SEBI Proposal: Reintroduction of Open Market Share Buybacks
Source: BL
Subject: Economy (Capital Markets)
Summary:
- Status: SEBI has issued a consultation paper proposing the reintroduction of the Open Market (Stock Exchange) buyback route.
- Background: This reverses a 2023 decision that had phased out this route by April 1, 2025, leaving the Tender Offer as the only available method.
- Key Driver: Significant changes in the Taxation Framework effective from April 2026 have eliminated previous concerns regarding tax arbitrage and shareholder inequity.
- Mechanism: Buybacks would occur via an order-matching system on the stock exchange, adhering to strict limits on price, volume, and disclosure.
- Strategic Goal: To provide companies with an operationally efficient way to support share prices and improve Earnings Per Share (EPS).
Key Concepts & Regulatory Shift
1. Tender Offer vs.
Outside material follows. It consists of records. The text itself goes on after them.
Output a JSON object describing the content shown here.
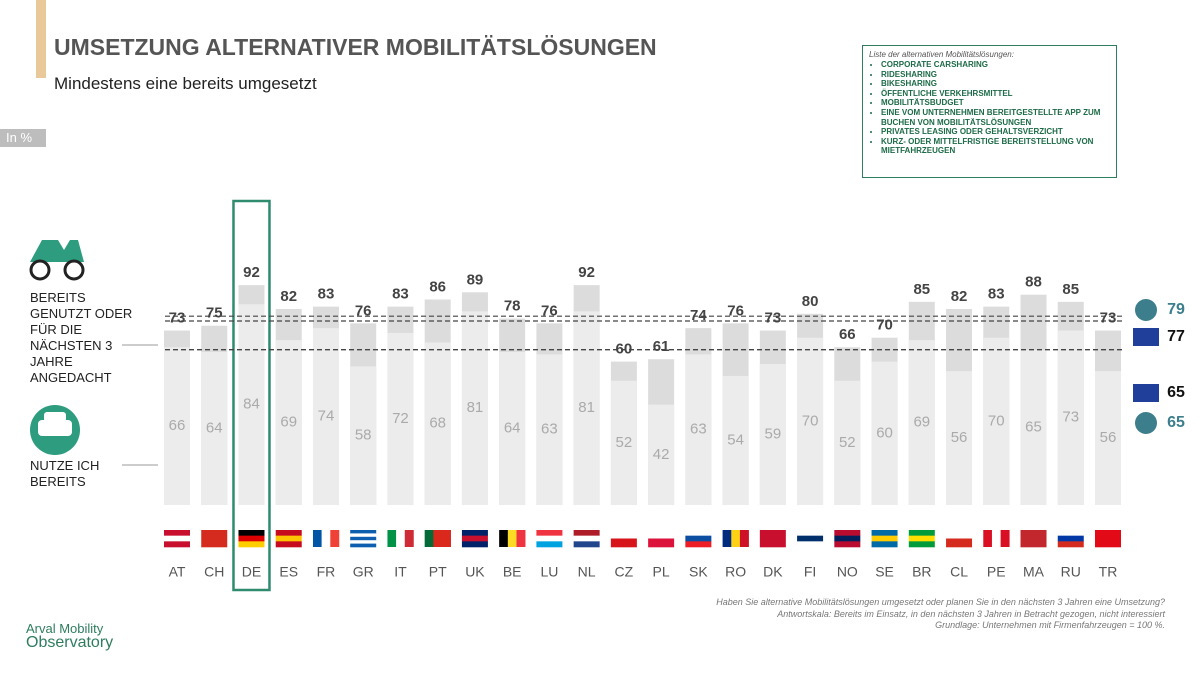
{
  "chart_data": {
    "type": "bar",
    "title": "UMSETZUNG ALTERNATIVER MOBILITÄTSLÖSUNGEN",
    "subtitle": "Mindestens eine bereits umgesetzt",
    "unit_label": "In %",
    "categories": [
      "AT",
      "CH",
      "DE",
      "ES",
      "FR",
      "GR",
      "IT",
      "PT",
      "UK",
      "BE",
      "LU",
      "NL",
      "CZ",
      "PL",
      "SK",
      "RO",
      "DK",
      "FI",
      "NO",
      "SE",
      "BR",
      "CL",
      "PE",
      "MA",
      "RU",
      "TR"
    ],
    "highlight": "DE",
    "series": [
      {
        "name": "BEREITS GENUTZT ODER FÜR DIE NÄCHSTEN 3 JAHRE ANGEDACHT",
        "color": "#dcdcdc",
        "values": [
          73,
          75,
          92,
          82,
          83,
          76,
          83,
          86,
          89,
          78,
          76,
          92,
          60,
          61,
          74,
          76,
          73,
          80,
          66,
          70,
          85,
          82,
          83,
          88,
          85,
          73
        ],
        "reference_values": [
          79,
          77
        ]
      },
      {
        "name": "NUTZE ICH BEREITS",
        "color": "#ececec",
        "values": [
          66,
          64,
          84,
          69,
          74,
          58,
          72,
          68,
          81,
          64,
          63,
          81,
          52,
          42,
          63,
          54,
          59,
          70,
          52,
          60,
          69,
          56,
          70,
          65,
          73,
          56
        ],
        "reference_values": [
          65,
          65
        ]
      }
    ],
    "ylim": [
      0,
      100
    ],
    "legend_title": "Liste der alternativen Mobilitätslösungen:",
    "legend_items": [
      "CORPORATE CARSHARING",
      "RIDESHARING",
      "BIKESHARING",
      "ÖFFENTLICHE VERKEHRSMITTEL",
      "MOBILITÄTSBUDGET",
      "EINE VOM UNTERNEHMEN BEREITGESTELLTE APP ZUM BUCHEN VON MOBILITÄTSLÖSUNGEN",
      "PRIVATES LEASING ODER GEHALTSVERZICHT",
      "KURZ- ODER MITTELFRISTIGE BEREITSTELLUNG VON MIETFAHRZEUGEN"
    ],
    "footnotes": [
      "Haben Sie alternative Mobilitätslösungen umgesetzt oder planen Sie in den nächsten 3 Jahren eine Umsetzung?",
      "Antwortskala: Bereits im Einsatz, in den nächsten 3 Jahren in Betracht gezogen, nicht interessiert",
      "Grundlage: Unternehmen mit Firmenfahrzeugen = 100 %."
    ],
    "source_logo": [
      "Arval Mobility",
      "Observatory"
    ]
  }
}
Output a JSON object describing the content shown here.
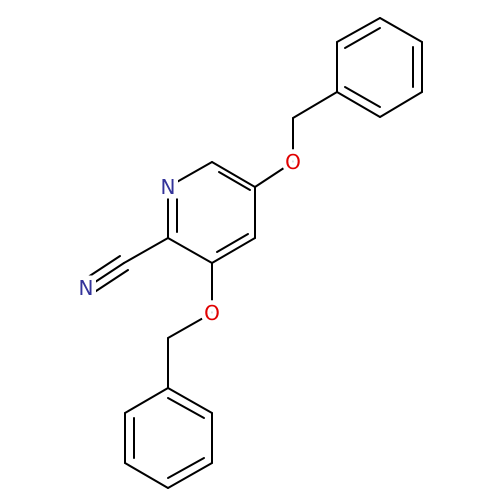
{
  "atoms": [
    {
      "label": "N"
    },
    {
      "label": "N"
    },
    {
      "label": "O"
    },
    {
      "label": "O"
    }
  ]
}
Open Market Buyback
- Tender Offer: The company offers to buy back shares directly from existing shareholders at a fixed price (usually at a premium) on a proportionate basis.
- Open Market (Proposed): The company buys shares from the secondary market through the stock exchange. This is more gradual and executed at prevailing market prices.
2. The Taxation Pivot
- Previous Regime: Companies paid a Buyback Tax, making the proceeds tax-free in the hands of the shareholder. This created “tax arbitrage” where some shareholders benefited more than others.
- New Regime (April 2026): Buyback proceeds are now taxed as Capital Gains in the hands of the shareholders.
- Impact: Since the tax burden is now on the individual (similar to a normal share sale), the “inequity” concern that led to the 2025 ban is resolved.
3. Operational Safeguards
- To prevent market manipulation, SEBI intends to retain earlier restrictions:
- Separate Trading Window: Dedicated exclusively to buyback transactions.
- Price Bands: Limits on how much above the market price a company can bid.
- Daily Limits: Caps on the maximum quantity of shares a company can purchase in a single day.
Examination Focused MCQs
Q1. Why did SEBI originally decide to phase out the “Open Market” route for share buybacks by April 2025?
A) Due to a lack of interest from Indian companies.
B) Concerns regarding tax arbitrage and unequal participation among shareholders.
C) Because it was found to be unconstitutional under Article 300A.
D) To encourage companies to issue more dividends instead.
Q2. Under the new taxation framework effective from April 2026, how are buyback proceeds treated for tax purposes?
A) Tax-free for all shareholders.
B) Taxed as “Income from Other Sources” at flat 30%.
C) Taxed as Capital Gains in the hands of the shareholders.
D) Subject to a Dividend Distribution Tax (DDT) paid by the company.
Q3. Which of the following is an advantage of an Open Market buyback mentioned by investment bankers?
A) It allows for a one-time, bulk exit at a high fixed premium.
B) It enables the company to absorb selling pressure gradually and support share prices.
C) It guarantees that every single shareholder will be able to sell their shares.
D) It exempts the company from SEBI disclosure requirements.
Q4. The “order-matching mechanism” in an open market buyback ensures participation based on:
A) Social category of the shareholder.
B) Proportionate holding (Pro-rata).
C) Price-time matching on the exchange.
D) Recommendation by the Board of Directors.
Q5. Which industry bodies represented the case for the return of open market buybacks to SEBI?
A) RBI and NABARD
B) FICCI and AIBI
C) NITI Aayog and Finance Commission
D) ISRO and DRDO
Answer Key:
- B) Concerns regarding tax arbitrage and unequal participation. (The previous tax structure favored those who exited during the buyback over those who didn’t).
- C) Taxed as Capital Gains in the hands of the shareholders. (This shift makes buybacks tax-neutral compared to selling in the open market).
- B) It enables the company to absorb selling pressure gradually and support share prices.
- C) Price-time matching on the exchange. (Standard stock exchange logic where the best price and earliest time get priority).
- B) FICCI (Federation of Indian Chambers of Commerce and Industry) and AIBI (Association of Investment Bankers of India).